Ao receber a música, ele reagiu primeiro como ouvinte. Em seguida, como compositor. O título Black Horizon surgiu quase imediatamente, junto de uma narrativa inspirada em jornadas, deslocamento e incerteza - uma metáfora que dialoga tanto com ficção científica quanto com o próprio espírito do metal épico.
"Esse tipo de música exige que você escreva um papel para si mesmo e depois o interprete", explicou. Para DuVall, cantar nesse contexto é quase um exercício de atuação.
Do grunge ao metal técnico - sem pedir licença
A presença de DuVall no Metal Allegiance também reforça algo que muitos fãs já sabiam: o Alice In Chains sempre foi a banda mais "metal" do grunge. Não por estética, mas por densidade emocional, afinações graves e um senso de peso que nunca dependeu de velocidade ou pirotecnia.
Não por acaso, a banda conseguiu algo raro: permanecer relevante no rádio rock mainstream e, ao mesmo tempo, dividir palcos com gigantes do metal sem causar estranhamento.
A colaboração com o Metal Allegiance deve se estender aos palcos em 2026, ampliando ainda mais esse diálogo entre universos que, hoje, parecem menos separados do que nunca.
20 anos à frente do Alice In Chains - e o futuro em aberto
DuVall também refletiu sobre o marco de ser o vocalista mais longevo da história do Alice In Chains. Para ele, não há como "fechar a conta" do passado de forma definitiva. A trajetória da banda envolve perdas, reinvenções e pressões constantes - muitas delas autoimpostas.

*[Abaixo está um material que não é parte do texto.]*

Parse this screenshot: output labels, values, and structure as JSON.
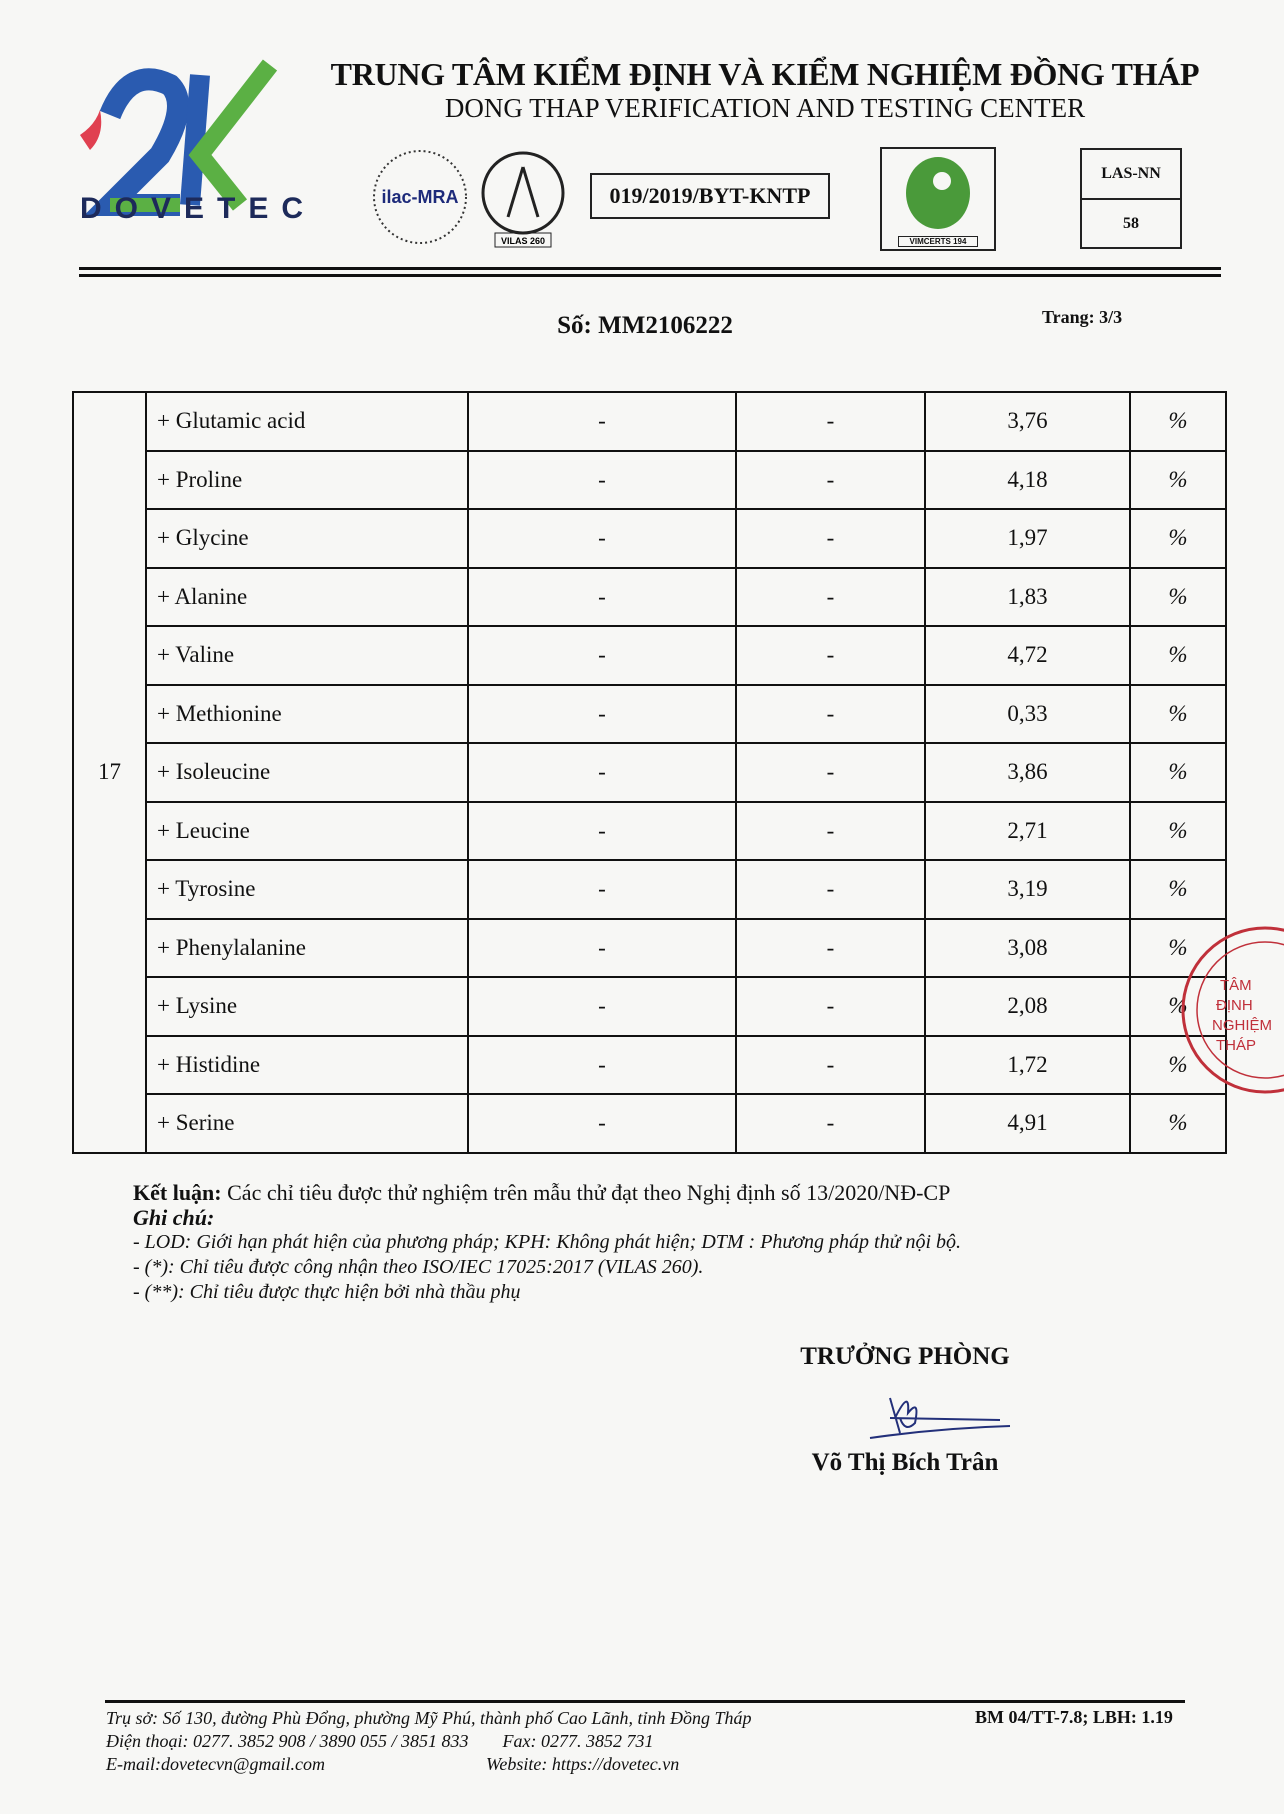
{
  "header": {
    "title": "TRUNG TÂM KIỂM ĐỊNH VÀ KIỂM NGHIỆM ĐỒNG THÁP",
    "subtitle": "DONG THAP VERIFICATION AND TESTING CENTER",
    "logo_text": "DOVETEC",
    "ilac_text": "ilac-MRA",
    "vilas_text": "VILAS 260",
    "registration": "019/2019/BYT-KNTP",
    "vimcerts_text": "VIMCERTS 194",
    "las_label": "LAS-NN",
    "las_number": "58"
  },
  "report": {
    "number": "Số: MM2106222",
    "page": "Trang: 3/3"
  },
  "table": {
    "group_no": "17",
    "rows": [
      {
        "name": "+ Glutamic acid",
        "lod": "-",
        "method": "-",
        "result": "3,76",
        "unit": "%"
      },
      {
        "name": "+ Proline",
        "lod": "-",
        "method": "-",
        "result": "4,18",
        "unit": "%"
      },
      {
        "name": "+ Glycine",
        "lod": "-",
        "method": "-",
        "result": "1,97",
        "unit": "%"
      },
      {
        "name": "+ Alanine",
        "lod": "-",
        "method": "-",
        "result": "1,83",
        "unit": "%"
      },
      {
        "name": "+ Valine",
        "lod": "-",
        "method": "-",
        "result": "4,72",
        "unit": "%"
      },
      {
        "name": "+ Methionine",
        "lod": "-",
        "method": "-",
        "result": "0,33",
        "unit": "%"
      },
      {
        "name": "+ Isoleucine",
        "lod": "-",
        "method": "-",
        "result": "3,86",
        "unit": "%"
      },
      {
        "name": "+ Leucine",
        "lod": "-",
        "method": "-",
        "result": "2,71",
        "unit": "%"
      },
      {
        "name": "+ Tyrosine",
        "lod": "-",
        "method": "-",
        "result": "3,19",
        "unit": "%"
      },
      {
        "name": "+ Phenylalanine",
        "lod": "-",
        "method": "-",
        "result": "3,08",
        "unit": "%"
      },
      {
        "name": "+ Lysine",
        "lod": "-",
        "method": "-",
        "result": "2,08",
        "unit": "%"
      },
      {
        "name": "+ Histidine",
        "lod": "-",
        "method": "-",
        "result": "1,72",
        "unit": "%"
      },
      {
        "name": "+ Serine",
        "lod": "-",
        "method": "-",
        "result": "4,91",
        "unit": "%"
      }
    ]
  },
  "conclusion": {
    "label": "Kết luận:",
    "text": " Các chỉ tiêu được thử nghiệm trên mẫu thử đạt theo Nghị định số 13/2020/NĐ-CP"
  },
  "notes": {
    "label": "Ghi chú:",
    "items": [
      "- LOD: Giới hạn phát hiện của phương pháp; KPH: Không phát hiện; DTM : Phương pháp thử nội bộ.",
      "- (*): Chỉ tiêu được công nhận theo ISO/IEC 17025:2017 (VILAS 260).",
      "- (**): Chỉ tiêu được thực hiện bởi nhà thầu phụ"
    ]
  },
  "signature": {
    "title": "TRƯỞNG PHÒNG",
    "name": "Võ Thị Bích Trân"
  },
  "stamp": {
    "text": "TRUNG TÂM KIỂM ĐỊNH VÀ KIỂM NGHIỆM TỈNH ĐỒNG THÁP",
    "color": "#c0303a"
  },
  "footer": {
    "address": "Trụ sở: Số 130, đường Phù Đổng, phường Mỹ Phú, thành phố Cao Lãnh, tỉnh Đồng Tháp",
    "phone": "Điện thoại: 0277. 3852 908 / 3890 055 / 3851 833",
    "fax": "Fax: 0277. 3852 731",
    "email": "E-mail:dovetecvn@gmail.com",
    "website": "Website: https://dovetec.vn",
    "form_code": "BM 04/TT-7.8; LBH: 1.19"
  }
}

Sobre material novo do Alice In Chains, a resposta segue cautelosa. A banda deve se reunir para avaliar caminhos, sem cronogramas rígidos. A pressão existe, mas a autonomia também.
Em um mundo onde a indústria mudou radicalmente desde os tempos de cartas e fitas cassete, DuVall valoriza algo simples e cada vez mais raro: continuar fazendo música que importa para as pessoas.
E, como mostra Black Horizon, quando o desafio é grande, ele não recua - sobe o volume e encara.